Discussion before the meeting
Plots with floating normalization
Louis: Trying to understand the large chi2, I switched to scaling the prediction to the integral of the data. This is a global factor (may differ for each chi2 computation) in addition to the y-dependent scaling I had been using. The justification is that the total cross section is dominated by the medium-pT part. We know that there are other problems there, and blame MadGraph. The factor is 1.097 when fitting all y bins together. There is a slight y dependence but no trend (2% at most).
This is the new "global" fit. We get a chi2/ndf of 2 instead of 3, and the p-value is 2.5%.

I also made the y-dependent plots, split and grouped:


So what's happening? We're being hit by the 2nd bin in the 3.5-4.0 region. It's significantly higher than the rest.
Less correlation
We have the following systematic uncertainties from LHCb. When combining their measurement between data-taking years, they consider them either correlated (C) or uncorrelated (U).
- Luminosity (C)
- Efficiency (U) (provided with a correlation matrix)
- Background (C)
- FSR correction (C)
- Efficiency closure test (C)
- Alignment (U)
- Unfolding (U)
So far I've taken everything fully correlated between bins, except for the efficiency for which I used the provided matrix.
I am of the opinion that the background, FSR, and unfolding uncs may not be 100% correlated between bins.

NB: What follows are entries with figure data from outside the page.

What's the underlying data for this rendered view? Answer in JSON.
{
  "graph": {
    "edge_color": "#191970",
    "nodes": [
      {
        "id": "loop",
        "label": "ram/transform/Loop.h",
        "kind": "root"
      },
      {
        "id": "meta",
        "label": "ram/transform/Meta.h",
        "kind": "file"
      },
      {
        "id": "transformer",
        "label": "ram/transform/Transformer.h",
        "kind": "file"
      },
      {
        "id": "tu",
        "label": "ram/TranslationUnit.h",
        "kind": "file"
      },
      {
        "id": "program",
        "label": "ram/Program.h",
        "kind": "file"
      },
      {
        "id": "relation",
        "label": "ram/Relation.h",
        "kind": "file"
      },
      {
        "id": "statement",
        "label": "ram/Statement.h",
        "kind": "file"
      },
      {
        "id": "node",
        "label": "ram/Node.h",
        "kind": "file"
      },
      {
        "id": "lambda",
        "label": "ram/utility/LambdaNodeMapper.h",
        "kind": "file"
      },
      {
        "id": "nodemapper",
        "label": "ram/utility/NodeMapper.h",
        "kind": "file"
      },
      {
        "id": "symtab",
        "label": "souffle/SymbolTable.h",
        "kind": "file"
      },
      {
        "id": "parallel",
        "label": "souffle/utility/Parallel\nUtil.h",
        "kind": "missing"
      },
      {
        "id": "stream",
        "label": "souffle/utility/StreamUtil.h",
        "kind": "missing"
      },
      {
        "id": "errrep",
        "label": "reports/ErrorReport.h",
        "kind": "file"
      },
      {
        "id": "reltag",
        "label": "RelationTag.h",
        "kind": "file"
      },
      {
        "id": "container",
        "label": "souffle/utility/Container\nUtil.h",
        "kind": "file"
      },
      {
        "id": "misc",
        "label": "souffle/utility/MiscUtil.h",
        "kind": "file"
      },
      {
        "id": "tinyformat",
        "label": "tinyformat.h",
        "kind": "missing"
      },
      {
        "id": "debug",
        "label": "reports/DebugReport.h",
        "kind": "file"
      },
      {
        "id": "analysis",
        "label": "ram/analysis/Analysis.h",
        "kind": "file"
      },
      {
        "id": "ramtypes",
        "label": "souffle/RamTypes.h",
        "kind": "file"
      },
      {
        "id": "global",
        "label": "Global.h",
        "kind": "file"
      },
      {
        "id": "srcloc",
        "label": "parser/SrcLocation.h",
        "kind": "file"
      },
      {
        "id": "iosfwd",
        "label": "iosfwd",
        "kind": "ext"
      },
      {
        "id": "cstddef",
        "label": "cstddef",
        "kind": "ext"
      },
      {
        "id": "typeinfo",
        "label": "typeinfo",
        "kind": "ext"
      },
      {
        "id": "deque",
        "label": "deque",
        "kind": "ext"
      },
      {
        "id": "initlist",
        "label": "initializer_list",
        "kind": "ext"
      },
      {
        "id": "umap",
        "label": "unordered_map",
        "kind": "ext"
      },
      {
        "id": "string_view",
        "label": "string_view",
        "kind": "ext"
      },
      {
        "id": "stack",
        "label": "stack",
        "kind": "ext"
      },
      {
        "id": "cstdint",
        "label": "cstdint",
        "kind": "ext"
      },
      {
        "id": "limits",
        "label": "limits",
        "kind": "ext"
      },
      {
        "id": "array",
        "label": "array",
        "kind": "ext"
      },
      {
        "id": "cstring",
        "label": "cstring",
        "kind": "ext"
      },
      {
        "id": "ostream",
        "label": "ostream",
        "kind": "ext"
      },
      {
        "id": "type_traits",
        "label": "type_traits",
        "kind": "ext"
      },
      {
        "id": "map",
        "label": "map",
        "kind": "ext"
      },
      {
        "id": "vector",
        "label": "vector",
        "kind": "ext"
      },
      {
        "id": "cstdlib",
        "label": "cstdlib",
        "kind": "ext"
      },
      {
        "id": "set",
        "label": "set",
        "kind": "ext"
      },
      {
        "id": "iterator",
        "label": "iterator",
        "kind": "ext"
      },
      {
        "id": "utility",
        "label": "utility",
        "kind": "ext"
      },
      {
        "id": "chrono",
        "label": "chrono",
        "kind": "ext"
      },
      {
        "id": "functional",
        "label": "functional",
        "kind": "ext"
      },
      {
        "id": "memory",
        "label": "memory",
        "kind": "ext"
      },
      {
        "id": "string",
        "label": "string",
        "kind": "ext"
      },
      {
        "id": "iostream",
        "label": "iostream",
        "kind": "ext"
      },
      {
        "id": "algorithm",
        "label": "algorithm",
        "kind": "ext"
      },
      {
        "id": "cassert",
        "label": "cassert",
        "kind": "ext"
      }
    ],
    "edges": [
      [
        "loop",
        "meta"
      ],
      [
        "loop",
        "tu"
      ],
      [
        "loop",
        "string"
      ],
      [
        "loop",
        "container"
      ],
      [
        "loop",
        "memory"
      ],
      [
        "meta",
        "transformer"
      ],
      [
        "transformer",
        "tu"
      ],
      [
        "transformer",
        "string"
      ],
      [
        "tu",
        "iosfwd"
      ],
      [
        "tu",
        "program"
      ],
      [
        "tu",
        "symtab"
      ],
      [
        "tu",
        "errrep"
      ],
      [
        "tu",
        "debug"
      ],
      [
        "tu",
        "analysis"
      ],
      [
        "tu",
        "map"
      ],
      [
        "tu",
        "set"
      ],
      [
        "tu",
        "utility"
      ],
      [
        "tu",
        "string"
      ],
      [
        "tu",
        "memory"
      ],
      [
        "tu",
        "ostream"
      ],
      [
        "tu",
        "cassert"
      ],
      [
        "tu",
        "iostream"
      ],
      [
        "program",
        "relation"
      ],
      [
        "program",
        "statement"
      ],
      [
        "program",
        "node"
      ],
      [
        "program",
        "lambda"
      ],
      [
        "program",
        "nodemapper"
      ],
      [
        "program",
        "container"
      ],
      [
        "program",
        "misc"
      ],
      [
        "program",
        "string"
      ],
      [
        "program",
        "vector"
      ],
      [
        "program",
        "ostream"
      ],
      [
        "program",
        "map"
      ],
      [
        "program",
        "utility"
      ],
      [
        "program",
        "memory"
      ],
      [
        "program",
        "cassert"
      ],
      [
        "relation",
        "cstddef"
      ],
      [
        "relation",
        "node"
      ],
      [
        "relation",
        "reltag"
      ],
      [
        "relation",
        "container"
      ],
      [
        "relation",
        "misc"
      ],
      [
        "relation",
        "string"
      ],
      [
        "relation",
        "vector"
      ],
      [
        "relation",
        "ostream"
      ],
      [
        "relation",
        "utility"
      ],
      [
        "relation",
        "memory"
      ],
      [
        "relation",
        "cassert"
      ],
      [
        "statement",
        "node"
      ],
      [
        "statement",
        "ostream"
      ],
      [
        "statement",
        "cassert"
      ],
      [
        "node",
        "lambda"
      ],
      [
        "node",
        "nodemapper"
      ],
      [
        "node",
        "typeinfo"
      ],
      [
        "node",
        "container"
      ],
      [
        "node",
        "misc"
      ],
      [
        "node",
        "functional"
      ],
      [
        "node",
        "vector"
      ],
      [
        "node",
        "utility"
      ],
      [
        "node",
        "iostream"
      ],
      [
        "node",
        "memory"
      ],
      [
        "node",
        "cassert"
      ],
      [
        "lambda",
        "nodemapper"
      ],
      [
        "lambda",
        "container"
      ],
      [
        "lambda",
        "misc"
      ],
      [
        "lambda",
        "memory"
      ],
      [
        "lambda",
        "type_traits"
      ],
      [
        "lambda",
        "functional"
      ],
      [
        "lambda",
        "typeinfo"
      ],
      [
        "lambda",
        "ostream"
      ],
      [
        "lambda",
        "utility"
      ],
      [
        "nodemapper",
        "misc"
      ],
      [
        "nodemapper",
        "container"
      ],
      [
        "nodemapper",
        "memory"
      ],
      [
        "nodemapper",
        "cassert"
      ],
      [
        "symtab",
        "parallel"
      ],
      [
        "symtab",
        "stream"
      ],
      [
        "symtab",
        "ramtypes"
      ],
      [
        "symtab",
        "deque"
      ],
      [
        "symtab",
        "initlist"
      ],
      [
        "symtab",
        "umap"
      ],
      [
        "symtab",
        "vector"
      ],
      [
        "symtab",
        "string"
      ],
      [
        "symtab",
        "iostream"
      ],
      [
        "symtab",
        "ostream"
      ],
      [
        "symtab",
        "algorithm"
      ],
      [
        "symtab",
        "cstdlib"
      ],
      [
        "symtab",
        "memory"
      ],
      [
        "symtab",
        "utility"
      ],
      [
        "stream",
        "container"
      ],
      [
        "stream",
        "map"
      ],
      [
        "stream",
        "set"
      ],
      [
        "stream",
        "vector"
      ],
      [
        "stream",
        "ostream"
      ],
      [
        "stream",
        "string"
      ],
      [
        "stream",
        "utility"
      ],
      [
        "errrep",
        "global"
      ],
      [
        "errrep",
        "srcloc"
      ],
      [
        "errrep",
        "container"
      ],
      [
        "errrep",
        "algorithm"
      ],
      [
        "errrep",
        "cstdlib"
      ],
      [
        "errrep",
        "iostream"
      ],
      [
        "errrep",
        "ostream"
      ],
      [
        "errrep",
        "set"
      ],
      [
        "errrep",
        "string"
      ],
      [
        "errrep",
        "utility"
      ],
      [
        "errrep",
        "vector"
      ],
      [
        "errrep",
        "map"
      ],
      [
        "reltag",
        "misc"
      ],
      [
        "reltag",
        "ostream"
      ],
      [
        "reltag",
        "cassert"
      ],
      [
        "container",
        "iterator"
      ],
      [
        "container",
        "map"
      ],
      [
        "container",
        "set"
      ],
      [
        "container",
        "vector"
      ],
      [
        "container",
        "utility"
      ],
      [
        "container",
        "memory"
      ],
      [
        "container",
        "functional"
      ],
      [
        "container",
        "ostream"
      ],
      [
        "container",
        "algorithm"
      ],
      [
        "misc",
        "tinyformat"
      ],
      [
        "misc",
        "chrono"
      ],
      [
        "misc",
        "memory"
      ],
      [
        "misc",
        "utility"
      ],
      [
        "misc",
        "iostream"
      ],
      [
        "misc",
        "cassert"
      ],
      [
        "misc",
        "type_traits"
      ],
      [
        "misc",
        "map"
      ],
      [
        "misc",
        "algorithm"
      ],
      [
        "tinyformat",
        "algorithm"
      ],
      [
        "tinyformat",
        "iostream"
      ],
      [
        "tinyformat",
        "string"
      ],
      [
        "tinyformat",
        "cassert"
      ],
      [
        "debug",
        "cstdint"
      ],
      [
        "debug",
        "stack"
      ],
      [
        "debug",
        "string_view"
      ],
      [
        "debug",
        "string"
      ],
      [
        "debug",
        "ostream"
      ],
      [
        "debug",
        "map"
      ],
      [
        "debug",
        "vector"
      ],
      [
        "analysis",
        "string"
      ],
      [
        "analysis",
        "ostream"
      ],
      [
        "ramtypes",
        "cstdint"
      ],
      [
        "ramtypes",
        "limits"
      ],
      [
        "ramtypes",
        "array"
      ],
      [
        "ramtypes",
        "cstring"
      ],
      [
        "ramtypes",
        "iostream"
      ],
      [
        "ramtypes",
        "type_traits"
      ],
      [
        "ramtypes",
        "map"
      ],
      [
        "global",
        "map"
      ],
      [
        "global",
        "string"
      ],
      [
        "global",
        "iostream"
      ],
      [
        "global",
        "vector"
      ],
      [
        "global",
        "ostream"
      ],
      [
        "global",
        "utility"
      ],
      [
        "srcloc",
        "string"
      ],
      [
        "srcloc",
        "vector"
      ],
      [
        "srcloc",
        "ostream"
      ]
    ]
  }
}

Decorrelating them completely helps a bit, bringing the p-value to 6%.
It would also not be outrageous to use the efficiency correlation matrix for the closure and alignment uncs. The reasoning is that they probably depend on where the muons go in the detector. Doing this has no effect.
None of these changes shifts the minimum of the chi2 curves significantly. It is always at 1.0 GeV for most y ranges.